During the term of the financial agreement (the “current agreement”) covering the first product (“the current product”), a person may desire to use a second product (a “replacement product”) in lieu of the current product. In such an instance, to obtain the replacement product, a person may be willing to return the current product and enter a second financial agreement (a “replacement agreement”) that satisfies the first financial agreement. For example, a person having two years of payments remaining on his automobile lease may be willing to return the automobile to a dealership and enter a new lease for a latest model. The replacement agreement may be any suitable type of financial agreement (e.g., a purchase contract, a lease, deferred payment, or the like), including the same type as the current agreement or a different type. In some instances, a person will agree to enter a replacement agreement if the replacement product and payments are acceptable. For example, a person may find the replacement product and the payments under the terms of the replacement agreement acceptable if they are sufficiently similar to the current product and payments under the current agreement.

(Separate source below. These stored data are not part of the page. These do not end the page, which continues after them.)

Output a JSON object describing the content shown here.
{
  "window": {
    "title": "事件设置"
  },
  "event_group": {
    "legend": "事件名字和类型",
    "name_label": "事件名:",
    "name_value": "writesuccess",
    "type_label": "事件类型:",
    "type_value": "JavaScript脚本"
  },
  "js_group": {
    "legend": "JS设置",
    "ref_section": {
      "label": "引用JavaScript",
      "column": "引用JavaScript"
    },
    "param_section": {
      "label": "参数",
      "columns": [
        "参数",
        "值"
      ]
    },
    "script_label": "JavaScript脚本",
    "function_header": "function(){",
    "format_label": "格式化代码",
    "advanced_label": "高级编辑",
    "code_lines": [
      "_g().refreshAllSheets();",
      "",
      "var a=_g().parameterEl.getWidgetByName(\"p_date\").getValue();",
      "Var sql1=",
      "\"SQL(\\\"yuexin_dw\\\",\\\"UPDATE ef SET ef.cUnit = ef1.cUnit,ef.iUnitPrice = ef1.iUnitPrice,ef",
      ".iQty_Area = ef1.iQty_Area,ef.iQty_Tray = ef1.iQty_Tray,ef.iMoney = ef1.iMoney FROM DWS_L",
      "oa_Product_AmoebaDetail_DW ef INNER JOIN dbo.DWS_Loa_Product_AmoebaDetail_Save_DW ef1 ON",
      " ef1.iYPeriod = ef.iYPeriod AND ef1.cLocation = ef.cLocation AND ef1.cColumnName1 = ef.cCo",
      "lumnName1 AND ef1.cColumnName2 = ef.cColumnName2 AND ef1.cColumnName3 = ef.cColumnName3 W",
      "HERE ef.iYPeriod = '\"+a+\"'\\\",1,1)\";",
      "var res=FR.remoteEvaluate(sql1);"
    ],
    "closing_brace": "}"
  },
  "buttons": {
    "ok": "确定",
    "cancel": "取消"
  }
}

If a seller of products, such as an automobile dealership, knows when a customer is able to enter into a new financial arrangement under terms favorable to the customer, the seller can take advantage of this knowledge by offering a deal to the customer that includes the favorable terms. Accordingly, such knowledge, if possessed by the dealer, can drive increased sales. Nevertheless, no system or method has existed for alerting a seller when a customer is able to enter a new financial arrangement under terms favorable to the customer.